Numérique / Territoires

L'Europe en marche sur une jambe vers le Très haut débit ? Juin 2010

Le Très haut débit fait partie de la stratégie "pour une croissance intelligente, durable et inclusive", baptisée "Europe 2020". Le volet "stratégie numérique pour l'Europe" est l'une des 7 "initiatives phares" qui doivent engager à la fois l'Union et les Etats membres.

Au niveau quantitatif, l'objectif fixé est clair, il s'agit de permettre "l’accès à l’Internet haut débit pour tous en 2013, l’accès à l’Internet à des débits beaucoup plus élevés (30 Mbps ou davantage) pour tous en 2020, et à 50 % ou davantage de ménages européens de souscrire à des connexions Internet à plus de 100 Mbps."

Les moyens pour y parvenir semblent reposer avant tout sur l'initiative privée :

  • "un marché numérique unique basé sur l’Internet à haut et très haut débit et des applications interopérables" ;
  • "un cadre juridique stable pour stimuler les investissements dans une infrastructure Internet à haut débit ouverte et compétitive ainsi que dans les services connexes" ;
  • "une politique efficace du spectre" (ce qui signifie un allégement des contraintes des licences pour fluidifier le marché des licences) ;
  • les Etats membres devront "concentrer les financements publics, y compris les fonds structurels, dans les zones qui ne sont pas totalement couvertes par les investissements privés".

Justement, à propos de ces financements publics il est question de "faciliter l’utilisation des fonds structurels de l’UE pour la mise en œuvre de cette stratégie". Cela ne dit pas combien d'argent sera mis sur la table... L'Europe marche surtout sur une jambe, l'initiative privée, pour cette évolution vers le Très haut débit. Au moins on peut espérer que les fonds européens pourront permettre d'abonder les projets orientés Très haut débit pour les particuliers, ce qui n'était pas le cas jusqu'ici.
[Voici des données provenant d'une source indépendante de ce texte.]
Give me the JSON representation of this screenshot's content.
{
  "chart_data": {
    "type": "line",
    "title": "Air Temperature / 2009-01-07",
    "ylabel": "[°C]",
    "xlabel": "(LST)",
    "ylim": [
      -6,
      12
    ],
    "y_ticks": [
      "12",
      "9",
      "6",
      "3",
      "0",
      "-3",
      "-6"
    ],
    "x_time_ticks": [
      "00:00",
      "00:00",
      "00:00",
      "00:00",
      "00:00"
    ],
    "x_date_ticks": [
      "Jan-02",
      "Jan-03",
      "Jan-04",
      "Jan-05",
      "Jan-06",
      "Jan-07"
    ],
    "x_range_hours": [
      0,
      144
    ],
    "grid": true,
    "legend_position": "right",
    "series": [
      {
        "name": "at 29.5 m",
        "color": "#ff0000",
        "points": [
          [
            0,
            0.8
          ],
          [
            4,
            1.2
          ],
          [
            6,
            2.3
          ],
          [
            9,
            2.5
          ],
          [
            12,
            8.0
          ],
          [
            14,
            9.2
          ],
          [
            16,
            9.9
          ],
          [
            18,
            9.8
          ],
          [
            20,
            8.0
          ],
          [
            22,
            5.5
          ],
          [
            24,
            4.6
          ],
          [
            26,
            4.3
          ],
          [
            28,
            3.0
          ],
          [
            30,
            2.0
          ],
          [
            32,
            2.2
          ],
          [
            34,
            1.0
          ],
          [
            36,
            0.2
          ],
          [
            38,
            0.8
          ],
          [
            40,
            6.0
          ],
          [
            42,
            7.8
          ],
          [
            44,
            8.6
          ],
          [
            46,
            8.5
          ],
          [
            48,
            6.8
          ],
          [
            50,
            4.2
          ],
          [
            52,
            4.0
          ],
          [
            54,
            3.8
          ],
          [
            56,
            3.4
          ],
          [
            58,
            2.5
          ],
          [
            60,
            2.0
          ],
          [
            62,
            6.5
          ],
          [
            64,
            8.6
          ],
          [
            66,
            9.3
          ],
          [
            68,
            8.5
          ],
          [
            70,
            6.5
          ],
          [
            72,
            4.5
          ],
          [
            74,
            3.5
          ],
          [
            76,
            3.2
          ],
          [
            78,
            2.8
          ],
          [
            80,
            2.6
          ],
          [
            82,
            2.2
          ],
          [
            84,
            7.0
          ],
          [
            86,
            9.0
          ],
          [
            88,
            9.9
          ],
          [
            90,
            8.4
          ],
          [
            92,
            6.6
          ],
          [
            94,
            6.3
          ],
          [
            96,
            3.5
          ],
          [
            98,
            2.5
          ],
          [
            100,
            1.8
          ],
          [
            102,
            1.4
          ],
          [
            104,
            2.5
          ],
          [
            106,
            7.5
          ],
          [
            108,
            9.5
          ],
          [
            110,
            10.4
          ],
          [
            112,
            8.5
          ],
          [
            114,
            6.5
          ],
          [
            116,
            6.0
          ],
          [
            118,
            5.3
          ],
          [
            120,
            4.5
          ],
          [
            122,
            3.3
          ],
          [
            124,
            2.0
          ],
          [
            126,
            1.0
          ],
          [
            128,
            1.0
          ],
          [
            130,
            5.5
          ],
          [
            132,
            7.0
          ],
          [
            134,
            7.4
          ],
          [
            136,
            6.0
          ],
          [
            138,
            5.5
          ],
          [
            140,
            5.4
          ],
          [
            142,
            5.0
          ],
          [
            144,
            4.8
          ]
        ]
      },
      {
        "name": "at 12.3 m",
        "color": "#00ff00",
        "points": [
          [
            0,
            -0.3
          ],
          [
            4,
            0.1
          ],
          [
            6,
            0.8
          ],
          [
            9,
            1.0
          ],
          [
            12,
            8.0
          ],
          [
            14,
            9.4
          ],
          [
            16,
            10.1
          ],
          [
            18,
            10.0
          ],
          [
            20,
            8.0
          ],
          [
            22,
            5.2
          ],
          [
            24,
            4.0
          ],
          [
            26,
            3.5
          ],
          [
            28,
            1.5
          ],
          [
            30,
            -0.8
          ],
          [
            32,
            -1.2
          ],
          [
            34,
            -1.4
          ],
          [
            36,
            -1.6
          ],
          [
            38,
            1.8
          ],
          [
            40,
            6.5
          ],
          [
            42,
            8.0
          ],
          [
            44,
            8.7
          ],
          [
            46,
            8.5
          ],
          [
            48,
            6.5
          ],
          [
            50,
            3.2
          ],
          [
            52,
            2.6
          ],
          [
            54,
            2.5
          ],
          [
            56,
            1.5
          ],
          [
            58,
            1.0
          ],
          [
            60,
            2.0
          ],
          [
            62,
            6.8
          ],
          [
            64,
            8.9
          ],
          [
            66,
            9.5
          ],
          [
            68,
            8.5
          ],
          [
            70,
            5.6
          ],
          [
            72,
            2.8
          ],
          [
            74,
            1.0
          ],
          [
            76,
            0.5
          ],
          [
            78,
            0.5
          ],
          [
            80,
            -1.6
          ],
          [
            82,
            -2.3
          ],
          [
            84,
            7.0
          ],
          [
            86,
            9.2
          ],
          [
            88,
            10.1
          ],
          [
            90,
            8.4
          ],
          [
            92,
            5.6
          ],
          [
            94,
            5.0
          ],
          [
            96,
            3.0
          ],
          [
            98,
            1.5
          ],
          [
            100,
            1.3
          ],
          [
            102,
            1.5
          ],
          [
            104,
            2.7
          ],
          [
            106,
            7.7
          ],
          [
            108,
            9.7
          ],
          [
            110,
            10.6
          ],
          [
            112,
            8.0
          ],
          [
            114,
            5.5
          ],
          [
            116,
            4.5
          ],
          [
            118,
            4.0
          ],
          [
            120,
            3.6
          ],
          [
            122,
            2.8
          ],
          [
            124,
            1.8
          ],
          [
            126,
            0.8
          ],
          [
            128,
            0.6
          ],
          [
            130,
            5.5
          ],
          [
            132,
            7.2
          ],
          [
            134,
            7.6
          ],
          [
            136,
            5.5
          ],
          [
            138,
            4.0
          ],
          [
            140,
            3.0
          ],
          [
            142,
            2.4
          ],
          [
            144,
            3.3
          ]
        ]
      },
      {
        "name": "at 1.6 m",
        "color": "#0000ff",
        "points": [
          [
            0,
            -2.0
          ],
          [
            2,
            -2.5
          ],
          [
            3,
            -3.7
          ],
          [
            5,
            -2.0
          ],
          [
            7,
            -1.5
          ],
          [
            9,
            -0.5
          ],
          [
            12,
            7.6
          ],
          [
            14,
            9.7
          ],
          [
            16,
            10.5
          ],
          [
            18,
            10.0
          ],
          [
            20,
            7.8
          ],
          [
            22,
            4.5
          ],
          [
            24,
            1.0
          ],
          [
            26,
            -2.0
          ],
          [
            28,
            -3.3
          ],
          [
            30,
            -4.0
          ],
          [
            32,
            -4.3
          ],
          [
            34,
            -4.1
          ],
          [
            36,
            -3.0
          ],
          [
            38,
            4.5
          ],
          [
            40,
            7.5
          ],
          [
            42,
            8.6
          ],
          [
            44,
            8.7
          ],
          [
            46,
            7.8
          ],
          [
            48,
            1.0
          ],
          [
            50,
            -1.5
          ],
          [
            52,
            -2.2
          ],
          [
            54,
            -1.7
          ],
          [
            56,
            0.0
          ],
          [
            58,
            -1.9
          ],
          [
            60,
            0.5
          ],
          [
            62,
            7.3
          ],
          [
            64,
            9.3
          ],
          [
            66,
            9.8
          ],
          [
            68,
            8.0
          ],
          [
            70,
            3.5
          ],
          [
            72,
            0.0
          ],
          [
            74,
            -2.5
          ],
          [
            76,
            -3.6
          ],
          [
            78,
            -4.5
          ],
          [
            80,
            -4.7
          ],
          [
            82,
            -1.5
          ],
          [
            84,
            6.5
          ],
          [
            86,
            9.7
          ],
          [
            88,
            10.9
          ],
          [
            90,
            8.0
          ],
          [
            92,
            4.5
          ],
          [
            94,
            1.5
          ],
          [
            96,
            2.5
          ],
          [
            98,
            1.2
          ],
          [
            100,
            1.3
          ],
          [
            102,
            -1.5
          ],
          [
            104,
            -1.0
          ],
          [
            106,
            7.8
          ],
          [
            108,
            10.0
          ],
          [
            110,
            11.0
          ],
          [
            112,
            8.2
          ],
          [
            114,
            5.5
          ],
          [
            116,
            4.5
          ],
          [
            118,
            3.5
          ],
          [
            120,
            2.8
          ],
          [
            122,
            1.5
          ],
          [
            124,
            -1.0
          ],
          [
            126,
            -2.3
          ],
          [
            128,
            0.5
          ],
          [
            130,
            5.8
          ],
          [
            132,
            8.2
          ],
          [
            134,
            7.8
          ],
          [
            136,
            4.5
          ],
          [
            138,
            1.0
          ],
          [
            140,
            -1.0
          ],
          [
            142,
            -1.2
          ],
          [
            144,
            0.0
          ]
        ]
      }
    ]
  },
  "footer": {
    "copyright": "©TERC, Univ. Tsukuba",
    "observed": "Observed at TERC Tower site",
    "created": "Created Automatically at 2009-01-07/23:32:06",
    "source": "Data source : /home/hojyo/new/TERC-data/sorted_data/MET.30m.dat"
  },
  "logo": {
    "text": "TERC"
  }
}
Est-il vraisemblable que le secteur privé investisse massivement pour couvrir la moitié de la population européenne en fibre jusqu'à l'abonné en dix ans, pour concrétiser cette "initiative phare" ? Avec le poids encore très important des opérateurs historiques, qui ne veulent pas dévaloriser trop vite leurs réseaux, la compétition faible du câble dans de nombreux pays, et la difficulté de trouver des capitaux patients de long terme, on peut légitimement en douter. On peut aussi relever que la moitié de la population européenne ne sera pas couverte en 2020 : elle aura donc plus de dix ans de retard sur un pays comme le Japon.

L'initiative publique, elle, continue de subir des attaques : France Télécom conteste l'avis favorable donné par la Commission européenne, au projet Très haut débit des Hauts-de-Seine, à Luxembourg... Au delà du cas d'espèce, il s'agit d'un signal donné aux grandes villes françaises : se lancer dans la fibre optique pourrait être aussi un marathon judiciaire. Pas de quoi décourager un élu qui mesure l'importance du dossier, mais cela peut toujours en refroidir certains. Autant de temps de gagné pour poursuivre l'écrémage.